Kepala Pelni Tanjungpinang, Putra Kencana, mengatakan lonjakan penumpang diperkirakan mencapai lebih dari 3.000 orang yang akan diberangkatkan menggunakan KM Bukit Raya dan KM Tidar.
“Jika melihat tren pemesanan tiket, jumlah penumpang diperkirakan meningkat sekitar 8 sampai 9 persen dibandingkan periode mudik tahun lalu,” ujar Putra, Rabu (11/3/2026).
Menurutnya, KM Tidar diprediksi menjadi kapal dengan jumlah pemudik terbanyak, dengan estimasi sekitar 2.000 penumpang. Sementara KM Bukit Raya diperkirakan membawa lebih dari 1.000 penumpang.
Kedua kapal tersebut akan melayani rute pelayaran dari Pelabuhan Kijang menuju sejumlah wilayah di kawasan perbatasan seperti Anambas dan Natuna, hingga rute jarak jauh menuju Surabaya.

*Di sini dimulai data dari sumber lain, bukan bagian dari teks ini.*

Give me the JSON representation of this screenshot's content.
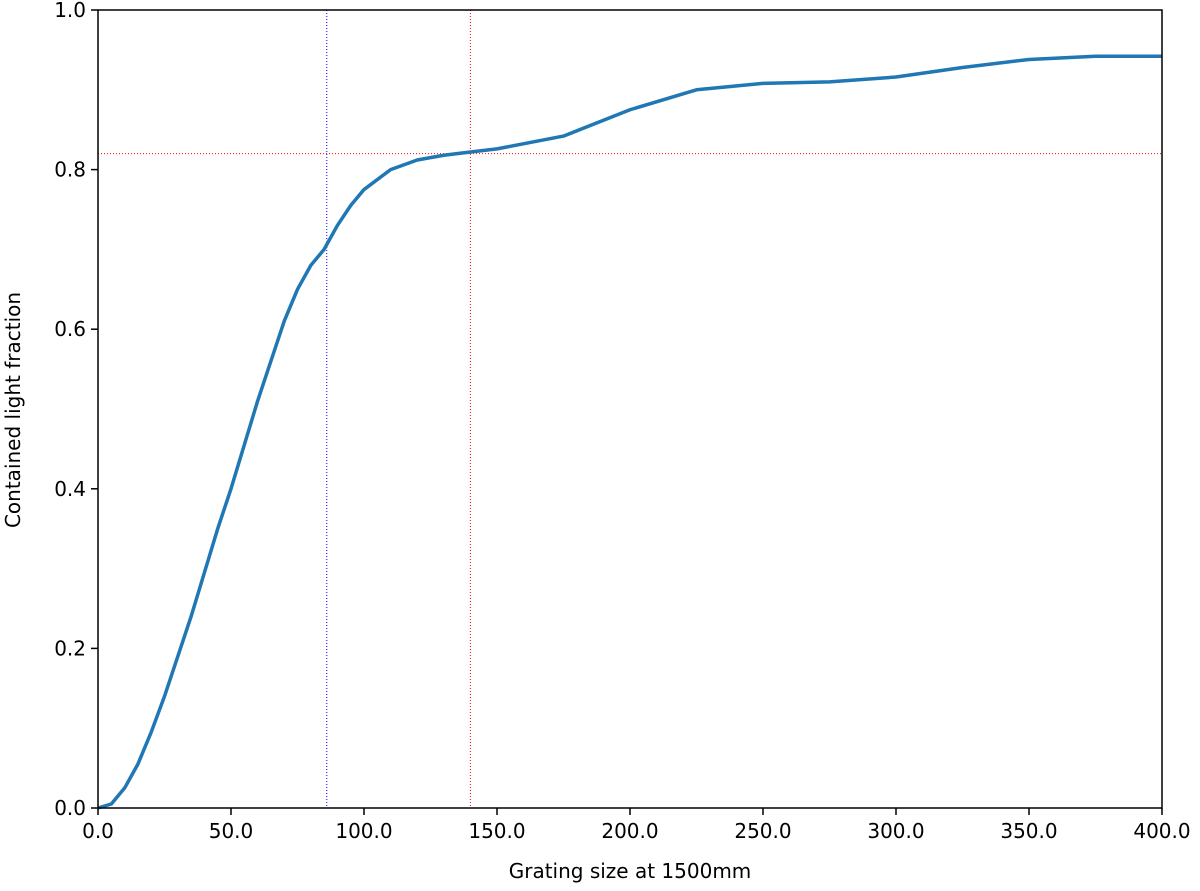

Untuk mengantisipasi lonjakan pemudik, Pelni Tanjungpinang telah mengajukan dispensasi penambahan kapasitas penumpang kepada pemerintah. Jika disetujui, kapasitas penumpang di atas kapal dapat ditambah hingga 45 persen dari kapasitas normal.

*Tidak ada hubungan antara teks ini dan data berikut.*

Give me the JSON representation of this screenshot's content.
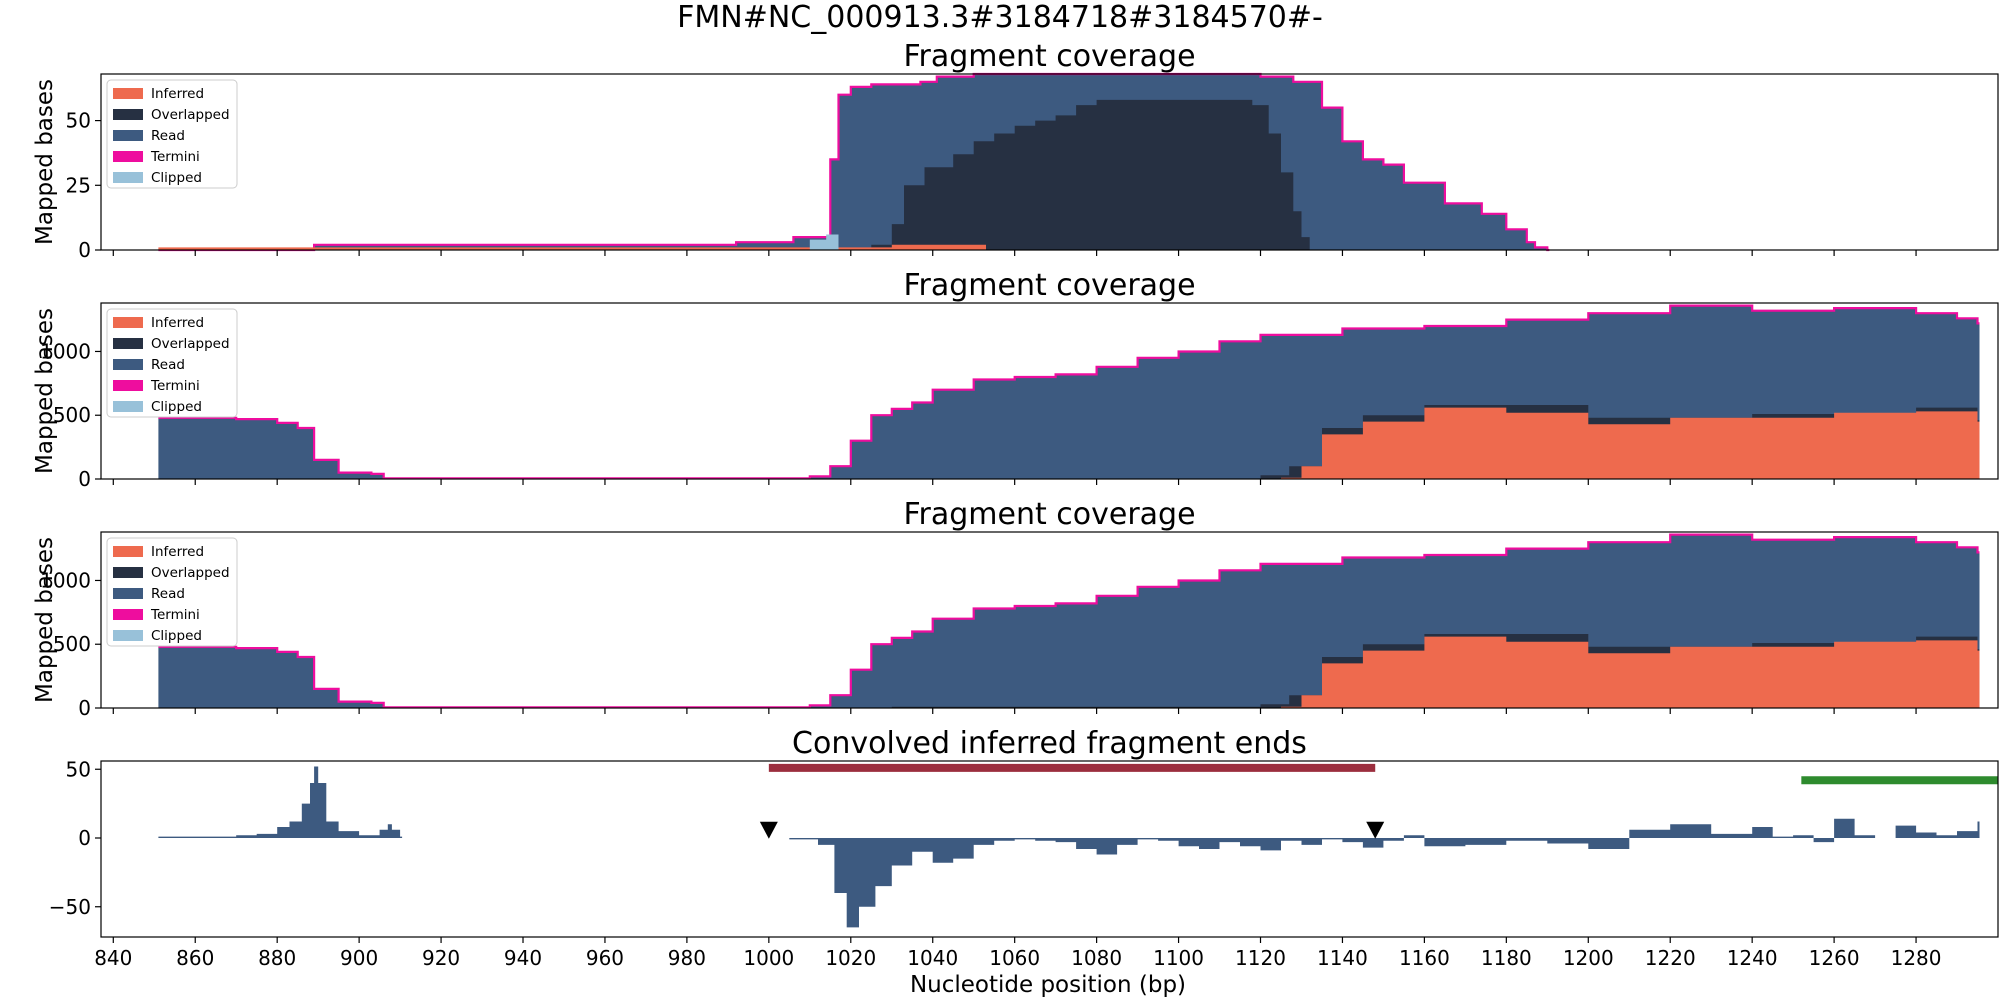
{
  "figure": {
    "suptitle": "FMN#NC_000913.3#3184718#3184570#-",
    "xlabel": "Nucleotide position (bp)",
    "x_ticks": [
      840,
      860,
      880,
      900,
      920,
      940,
      960,
      980,
      1000,
      1020,
      1040,
      1060,
      1080,
      1100,
      1120,
      1140,
      1160,
      1180,
      1200,
      1220,
      1240,
      1260,
      1280
    ],
    "xlim": [
      837,
      1300
    ]
  },
  "legend": [
    {
      "label": "Inferred",
      "color": "#EE6A4E"
    },
    {
      "label": "Overlapped",
      "color": "#263042"
    },
    {
      "label": "Read",
      "color": "#3D5A80"
    },
    {
      "label": "Termini",
      "color": "#EE0D9E"
    },
    {
      "label": "Clipped",
      "color": "#98C1D9"
    }
  ],
  "chart_data": [
    {
      "type": "area",
      "title": "Fragment coverage",
      "ylabel": "Mapped bases",
      "ylim": [
        0,
        68
      ],
      "y_ticks": [
        0,
        25,
        50
      ],
      "grid": false,
      "legend_position": "top-left",
      "series": [
        {
          "name": "Read",
          "x": [
            851,
            889,
            909,
            984,
            992,
            1006,
            1013,
            1015,
            1017,
            1020,
            1025,
            1030,
            1037,
            1041,
            1050,
            1060,
            1080,
            1100,
            1112,
            1115,
            1120,
            1128,
            1135,
            1140,
            1145,
            1150,
            1155,
            1165,
            1174,
            1180,
            1185,
            1187,
            1190
          ],
          "y": [
            0,
            2,
            2,
            2,
            3,
            5,
            5,
            35,
            60,
            63,
            64,
            64,
            65,
            67,
            68,
            68,
            68,
            68,
            68,
            68,
            67,
            65,
            55,
            42,
            35,
            33,
            26,
            18,
            14,
            8,
            3,
            1,
            0
          ]
        },
        {
          "name": "Overlapped",
          "x": [
            1018,
            1025,
            1030,
            1033,
            1038,
            1045,
            1050,
            1055,
            1060,
            1065,
            1070,
            1075,
            1080,
            1085,
            1090,
            1100,
            1110,
            1118,
            1122,
            1125,
            1128,
            1130,
            1132
          ],
          "y": [
            0,
            2,
            10,
            25,
            32,
            37,
            42,
            45,
            48,
            50,
            52,
            56,
            58,
            58,
            58,
            58,
            58,
            56,
            45,
            30,
            15,
            5,
            0
          ]
        },
        {
          "name": "Inferred",
          "x": [
            851,
            889,
            909,
            984,
            1000,
            1020,
            1030,
            1040,
            1052,
            1053
          ],
          "y": [
            1,
            1,
            1,
            1,
            1,
            1,
            2,
            2,
            2,
            0
          ]
        },
        {
          "name": "Clipped",
          "x": [
            1010,
            1014,
            1017
          ],
          "y": [
            4,
            6,
            0
          ]
        }
      ]
    },
    {
      "type": "area",
      "title": "Fragment coverage",
      "ylabel": "Mapped bases",
      "ylim": [
        0,
        1380
      ],
      "y_ticks": [
        0,
        500,
        1000
      ],
      "grid": false,
      "legend_position": "top-left",
      "series": [
        {
          "name": "Read",
          "x": [
            851,
            870,
            880,
            885,
            889,
            895,
            903,
            906,
            909,
            960,
            1000,
            1010,
            1015,
            1020,
            1025,
            1030,
            1035,
            1040,
            1050,
            1060,
            1070,
            1080,
            1090,
            1100,
            1110,
            1120,
            1140,
            1160,
            1180,
            1200,
            1220,
            1240,
            1260,
            1280,
            1290,
            1295
          ],
          "y": [
            480,
            470,
            440,
            400,
            150,
            50,
            40,
            5,
            5,
            5,
            5,
            20,
            100,
            300,
            500,
            550,
            600,
            700,
            780,
            800,
            820,
            880,
            950,
            1000,
            1080,
            1130,
            1180,
            1200,
            1250,
            1300,
            1360,
            1320,
            1340,
            1300,
            1260,
            1220
          ]
        },
        {
          "name": "Overlapped",
          "x": [
            851,
            1000,
            1120,
            1127,
            1135,
            1145,
            1160,
            1200,
            1240,
            1280,
            1295
          ],
          "y": [
            0,
            0,
            30,
            100,
            400,
            500,
            580,
            480,
            510,
            560,
            460
          ]
        },
        {
          "name": "Inferred",
          "x": [
            851,
            1000,
            1125,
            1130,
            1135,
            1145,
            1160,
            1180,
            1200,
            1220,
            1240,
            1260,
            1280,
            1295
          ],
          "y": [
            0,
            0,
            10,
            100,
            350,
            450,
            560,
            520,
            430,
            480,
            480,
            520,
            530,
            450
          ]
        }
      ]
    },
    {
      "type": "area",
      "title": "Fragment coverage",
      "ylabel": "Mapped bases",
      "ylim": [
        0,
        1380
      ],
      "y_ticks": [
        0,
        500,
        1000
      ],
      "grid": false,
      "legend_position": "top-left",
      "series": [
        {
          "name": "Read",
          "x": [
            851,
            870,
            880,
            885,
            889,
            895,
            903,
            906,
            909,
            960,
            1000,
            1010,
            1015,
            1020,
            1025,
            1030,
            1035,
            1040,
            1050,
            1060,
            1070,
            1080,
            1090,
            1100,
            1110,
            1120,
            1140,
            1160,
            1180,
            1200,
            1220,
            1240,
            1260,
            1280,
            1290,
            1295
          ],
          "y": [
            480,
            470,
            440,
            400,
            150,
            50,
            40,
            5,
            5,
            5,
            5,
            20,
            100,
            300,
            500,
            550,
            600,
            700,
            780,
            800,
            820,
            880,
            950,
            1000,
            1080,
            1130,
            1180,
            1200,
            1250,
            1300,
            1360,
            1320,
            1340,
            1300,
            1260,
            1220
          ]
        },
        {
          "name": "Overlapped",
          "x": [
            851,
            1000,
            1030,
            1120,
            1127,
            1135,
            1145,
            1160,
            1200,
            1240,
            1280,
            1295
          ],
          "y": [
            0,
            0,
            10,
            30,
            100,
            400,
            500,
            580,
            480,
            510,
            560,
            460
          ]
        },
        {
          "name": "Inferred",
          "x": [
            851,
            1000,
            1125,
            1130,
            1135,
            1145,
            1160,
            1180,
            1200,
            1220,
            1240,
            1260,
            1280,
            1295
          ],
          "y": [
            0,
            0,
            10,
            100,
            350,
            450,
            560,
            520,
            430,
            480,
            480,
            520,
            530,
            450
          ]
        }
      ]
    },
    {
      "type": "bar",
      "title": "Convolved inferred fragment ends",
      "ylabel": "",
      "ylim": [
        -72,
        56
      ],
      "y_ticks": [
        -50,
        0,
        50
      ],
      "grid": false,
      "color": "#3D5A80",
      "series": [
        {
          "x": [
            851,
            860,
            870,
            875,
            880,
            883,
            886,
            888,
            889,
            890,
            892,
            895,
            900,
            905,
            907,
            908,
            910
          ],
          "y": [
            1,
            1,
            2,
            3,
            8,
            12,
            25,
            40,
            52,
            40,
            12,
            5,
            2,
            6,
            10,
            6,
            1
          ]
        },
        {
          "x": [
            1005,
            1012,
            1016,
            1019,
            1022,
            1026,
            1030,
            1035,
            1040,
            1045,
            1050,
            1055,
            1060,
            1065,
            1070,
            1075,
            1080,
            1085,
            1090,
            1095,
            1100,
            1105,
            1110,
            1115,
            1120,
            1125,
            1130,
            1135,
            1140,
            1145,
            1150,
            1155,
            1160,
            1170,
            1180,
            1190,
            1200,
            1210,
            1220,
            1230,
            1240,
            1245,
            1250,
            1255,
            1260,
            1265,
            1270,
            1275,
            1280,
            1285,
            1290,
            1295
          ],
          "y": [
            -1,
            -5,
            -40,
            -65,
            -50,
            -35,
            -20,
            -10,
            -18,
            -15,
            -5,
            -2,
            -1,
            -2,
            -3,
            -8,
            -12,
            -5,
            -1,
            -2,
            -6,
            -8,
            -3,
            -6,
            -9,
            -2,
            -5,
            -1,
            -3,
            -7,
            -2,
            2,
            -6,
            -5,
            -2,
            -4,
            -8,
            6,
            10,
            3,
            8,
            1,
            2,
            -3,
            14,
            2,
            0,
            9,
            4,
            2,
            5,
            12
          ]
        }
      ],
      "segments": [
        {
          "x": [
            1000,
            1148
          ],
          "y": 51,
          "color": "#9B2E3E"
        },
        {
          "x": [
            1252,
            1300
          ],
          "y": 42,
          "color": "#2E8B2E"
        }
      ],
      "markers": [
        {
          "x": 1000,
          "y": 6,
          "shape": "triangle-down"
        },
        {
          "x": 1148,
          "y": 6,
          "shape": "triangle-down"
        }
      ]
    }
  ]
}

“Pengajuan dispensasi sudah kami sampaikan. Jika disetujui, tentu akan ada tambahan kuota penumpang sesuai izin yang diberikan,” jelasnya.

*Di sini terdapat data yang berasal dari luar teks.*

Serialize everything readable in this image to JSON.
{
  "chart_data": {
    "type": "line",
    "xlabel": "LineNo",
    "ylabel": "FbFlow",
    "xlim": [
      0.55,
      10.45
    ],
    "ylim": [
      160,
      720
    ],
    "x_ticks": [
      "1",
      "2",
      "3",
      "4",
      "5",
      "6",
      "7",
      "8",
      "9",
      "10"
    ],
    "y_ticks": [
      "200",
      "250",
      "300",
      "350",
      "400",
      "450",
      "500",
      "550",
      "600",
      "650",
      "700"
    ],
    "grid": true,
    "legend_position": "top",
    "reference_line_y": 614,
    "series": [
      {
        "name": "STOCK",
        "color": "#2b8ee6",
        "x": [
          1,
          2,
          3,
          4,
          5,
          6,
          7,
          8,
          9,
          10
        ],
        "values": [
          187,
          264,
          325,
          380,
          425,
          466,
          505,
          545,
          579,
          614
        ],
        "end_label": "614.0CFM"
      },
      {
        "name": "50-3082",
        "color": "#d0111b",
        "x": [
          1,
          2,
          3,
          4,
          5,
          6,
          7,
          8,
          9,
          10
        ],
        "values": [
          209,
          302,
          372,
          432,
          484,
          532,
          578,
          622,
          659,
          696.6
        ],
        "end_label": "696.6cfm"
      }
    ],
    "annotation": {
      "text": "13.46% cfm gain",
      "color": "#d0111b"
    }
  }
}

Sementara itu, penjualan tiket kapal Pelni dari Pelabuhan Kijang masih terus dibuka bagi masyarakat yang hendak mudik menggunakan transportasi laut.
Di sisi lain, Pelni Tanjungpinang memastikan tidak mendapatkan kuota program mudik gratis pada Lebaran tahun ini. Program tersebut hanya tersedia untuk rute tertentu di wilayah Kepulauan Riau.
“Untuk Kepri, program mudik gratis hanya berlaku pada rute Batam menuju Belawan. Jadi dari Kijang tidak ada kuota mudik gratis,” tutup Putra.
Dengan meningkatnya minat masyarakat untuk mudik lewat jalur laut, Pelni mengimbau calon penumpang untuk segera membeli tiket resmi lebih awal guna menghindari kehabisan tiket menjelang puncak arus mudik.